Overview
How the Sonna Text-to-Speech API is organized — the endpoint, voices, and conventions.
The Sonna API is a Text-to-Speech service. You send text and a voice, and it returns a finished audio file synchronously — no jobs, no polling.
| Entry point | Produces | Mode |
|---|---|---|
POST /api/v1/tts/synthesize | Speech (Text-to-Speech) | Synchronous — returns the audio URL directly |
Base URL for every request:
https://api.sonnalabs.appApp vs API
Image, Video, and Music generation are available inside the Sonna app/web, but are not exposed through the public developer API. The API surface is Text-to-Speech only.
The endpoint
Speech — POST /api/v1/tts/synthesize
Single-speaker synthesis. Pick a voice + a ttsModel. Two variants share the same auth and conventions:
POST /api/v1/tts/synthesize-dialogue— multi-speaker dialogue (ElevenLabs v3).POST /api/v1/tts/enhance— auto-insert expressive audio tags into your text.

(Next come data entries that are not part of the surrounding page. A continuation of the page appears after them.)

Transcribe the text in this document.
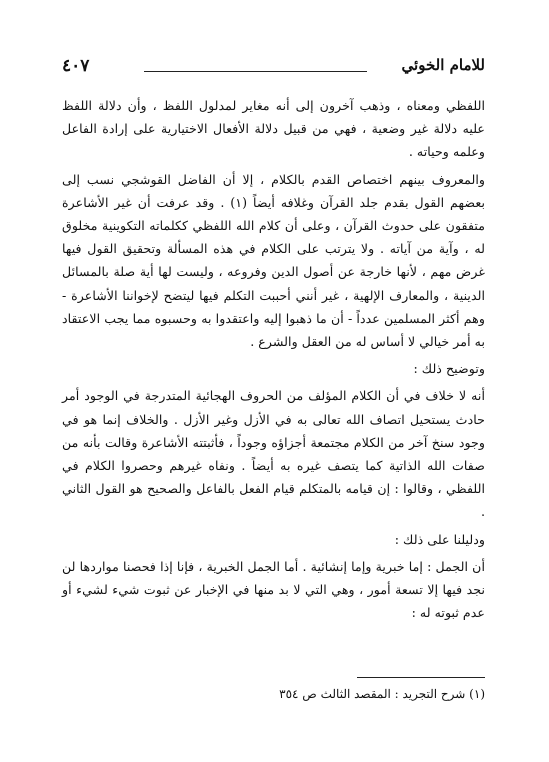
٤٠٧	للامام الخوئي

اللفظي ومعناه ، وذهب آخرون إلى أنه مغاير لمدلول اللفظ ، وأن دلالة اللفظ عليه دلالة غير وضعية ، فهي من قبيل دلالة الأفعال الاختيارية على إرادة الفاعل وعلمه وحياته .

والمعروف بينهم اختصاص القدم بالكلام ، إلا أن الفاضل القوشجي نسب إلى بعضهم القول بقدم جلد القرآن وغلافه أيضاً (١) . وقد عرفت أن غير الأشاعرة متفقون على حدوث القرآن ، وعلى أن كلام الله اللفظي ككلماته التكوينية مخلوق له ، وآية من آياته . ولا يترتب على الكلام في هذه المسألة وتحقيق القول فيها غرض مهم ، لأنها خارجة عن أصول الدين وفروعه ، وليست لها أية صلة بالمسائل الدينية ، والمعارف الإلهية ، غير أنني أحببت التكلم فيها ليتضح لإخواننا الأشاعرة - وهم أكثر المسلمين عدداً - أن ما ذهبوا إليه واعتقدوا به وحسبوه مما يجب الاعتقاد به أمر خيالي لا أساس له من العقل والشرع .

وتوضيح ذلك :

أنه لا خلاف في أن الكلام المؤلف من الحروف الهجائية المتدرجة في الوجود أمر حادث يستحيل اتصاف الله تعالى به في الأزل وغير الأزل . والخلاف إنما هو في وجود سنخ آخر من الكلام مجتمعة أجزاؤه وجوداً ، فأثبتته الأشاعرة وقالت بأنه من صفات الله الذاتية كما يتصف غيره به أيضاً . ونفاه غيرهم وحصروا الكلام في اللفظي ، وقالوا : إن قيامه بالمتكلم قيام الفعل بالفاعل والصحيح هو القول الثاني .

ودليلنا على ذلك :

أن الجمل : إما خبرية وإما إنشائية . أما الجمل الخبرية ، فإنا إذا فحصنا مواردها لن نجد فيها إلا تسعة أمور ، وهي التي لا بد منها في الإخبار عن ثبوت شيء لشيء أو عدم ثبوته له :

(١) شرح التجريد : المقصد الثالث ص ٣٥٤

The provider (ElevenLabs / Gemini / Google) is resolved from the voice, not the model. See Text-to-Speech Models for per-model details and the shared Speech API page for conventions.
Supporting endpoints
| Endpoint | Purpose | Section |
|---|---|---|
GET /api/v1/tts/voices | List available voices | Models & Voices |
GET /api/v1/tts/models | List Text-to-Speech models | Models & Voices |
GET /api/v1/user/credits | Credit balance & plan | Models & Voices |
Authentication
Every request needs a developer API key (sona_sk_...):
Authorization: Bearer sona_sk_your_api_key_hereAPI keys are available to paying users and apply a 10% credit discount on Speech. See Authentication.